Bir pencere yetmez çoğu zaman
Görmek için dünyayı
Bir pencereye nasıl sığdırabiliriz
Hiç bitmeyen bir rüyayı
 
Yağmur mesela sığar mı
Ardına pencerelerin
Ya da sonbahar yaşanır mı
Ardında siyah perdelerin
 
Rüzgar nasıl hissedilir
Gerisinde iki camlı pencerenin
Ya da toprak kokusunu
Nasıl çekeriz içimize derin derin
 
Pencere ardına hayalleri
Mümkün müdür sığdırmak
Esir kalmış bir mahkûm gibi
Umutların ardından bakakalmak

TEBESSÜM


Üner Taha Aydemir

     Kışın ayak seslerini duyurmaya başladığı bir sonbahar akşamıydı. Ağaçlar yapraklarının tamamıyla değilse de dökmüşler, kışa hazırlardı. Günler iyiden iyiye kısalmış, karanlık artık erken çökmeye başlamıştı. Telaşlı karıncalar gibi insanlar evlerine koşuyorlardı. Öğrencilerin okul yorgunlukları, çalışanların iş bezginlikleri yüzlerinden okunuyordu. Herkesin yüzünde aynı mutsuzluk, umutsuzluk vardı. Evlerine gidince dinlenecekler miydi? Bütün yorgunlukları bitecek miydi? Yüzlerine mutluluk maskesi takacaklar mıydı? Bunları düşünüyor, bir yandan da aynı kalabalığın içinde sürükleniyor, evine ulaşmaya çalışıyordu. Evi uzaktı ama ulaşım araçları güzergâhında olmadığı için her akşam bu insan selinin içine karışmak zorundaydı. Artık ezberlemişti yolları, gözlerini kapatsa bile ayakları kendiliğinden gidiyordu. Mesela iki yüz metre sonra kaldırım ortasında koca bir çukur vardı aylardır onarılmayı bekleyen, onun hemen sağından geçmeliydi. Tam buradan geçerken yanından üç tane lise öğrencisi sırtlarında çantalarıyla yürüyor olacaktı. Konuşurlarken zaman zaman birbirlerinin isimlerini de söylüyorlardı, o kadar aşina olmuştu bunlara. Onları geçtikten sonra sarı ışıklarıyla günün son ekmeklerini satmak telaşındaki fırın olacaktı sırada. Özellikle çok acıktığı zamanlarda bu fırının önünden geçmek başka bir şeydi. Neyse ki bugün çok aç değildi. 

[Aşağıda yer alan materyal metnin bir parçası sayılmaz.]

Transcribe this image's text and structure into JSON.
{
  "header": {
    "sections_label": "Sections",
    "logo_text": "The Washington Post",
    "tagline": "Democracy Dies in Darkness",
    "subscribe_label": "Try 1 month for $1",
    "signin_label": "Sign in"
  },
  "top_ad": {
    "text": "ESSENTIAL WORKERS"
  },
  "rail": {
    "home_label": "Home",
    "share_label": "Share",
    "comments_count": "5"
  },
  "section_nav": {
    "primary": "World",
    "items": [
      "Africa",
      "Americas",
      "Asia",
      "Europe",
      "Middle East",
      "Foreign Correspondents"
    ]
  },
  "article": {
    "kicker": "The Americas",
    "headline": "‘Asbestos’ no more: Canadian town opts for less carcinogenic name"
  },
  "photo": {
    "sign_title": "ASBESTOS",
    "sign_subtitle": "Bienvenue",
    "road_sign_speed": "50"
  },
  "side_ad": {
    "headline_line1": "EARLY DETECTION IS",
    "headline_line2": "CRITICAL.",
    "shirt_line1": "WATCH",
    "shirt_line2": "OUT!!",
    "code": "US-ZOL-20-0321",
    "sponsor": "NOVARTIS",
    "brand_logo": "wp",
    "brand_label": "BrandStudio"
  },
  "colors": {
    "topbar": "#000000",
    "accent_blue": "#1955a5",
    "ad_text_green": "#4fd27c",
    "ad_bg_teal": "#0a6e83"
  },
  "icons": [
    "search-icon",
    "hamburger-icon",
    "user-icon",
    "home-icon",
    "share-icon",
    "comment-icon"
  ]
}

     Düşünmeye devam etti, her gün yaptığı şey buydu. Neden mutsuz insanlar, neden kendisine selam veren birileri yok etrafta? Neden her gün bir film setinde gibi aynı yolları arşınlamak gerek? Bozuk kaldırımı geride bıraktı. Fırına doğru ilerlerken ilk kez farklı bir şey gördü. Az ilerde, fırının hemen önünde mutlu bir genç vardı. Ay beyazı dişleri, tebessüm eden yüzünde parlıyordu. Mutlu görünüyordu. Elinde yarım bir pide vardı ve koparıp koparıp yemeye devam ediyordu. Kimdi? Nereden gelmişti? Neden bu kadar mutluydu? Yaklaştı, yaklaştı nihayet genç de kendisini fark etmişti. Göz göze geldiler. Hayatında ilk kez bu kadar neşe dolu bir çift gözün kendisine baktığını hissediyordu. Tam önündeyken bir sesle irkildi:

    -Ekmek ister misin, ben doymak üzereyim. 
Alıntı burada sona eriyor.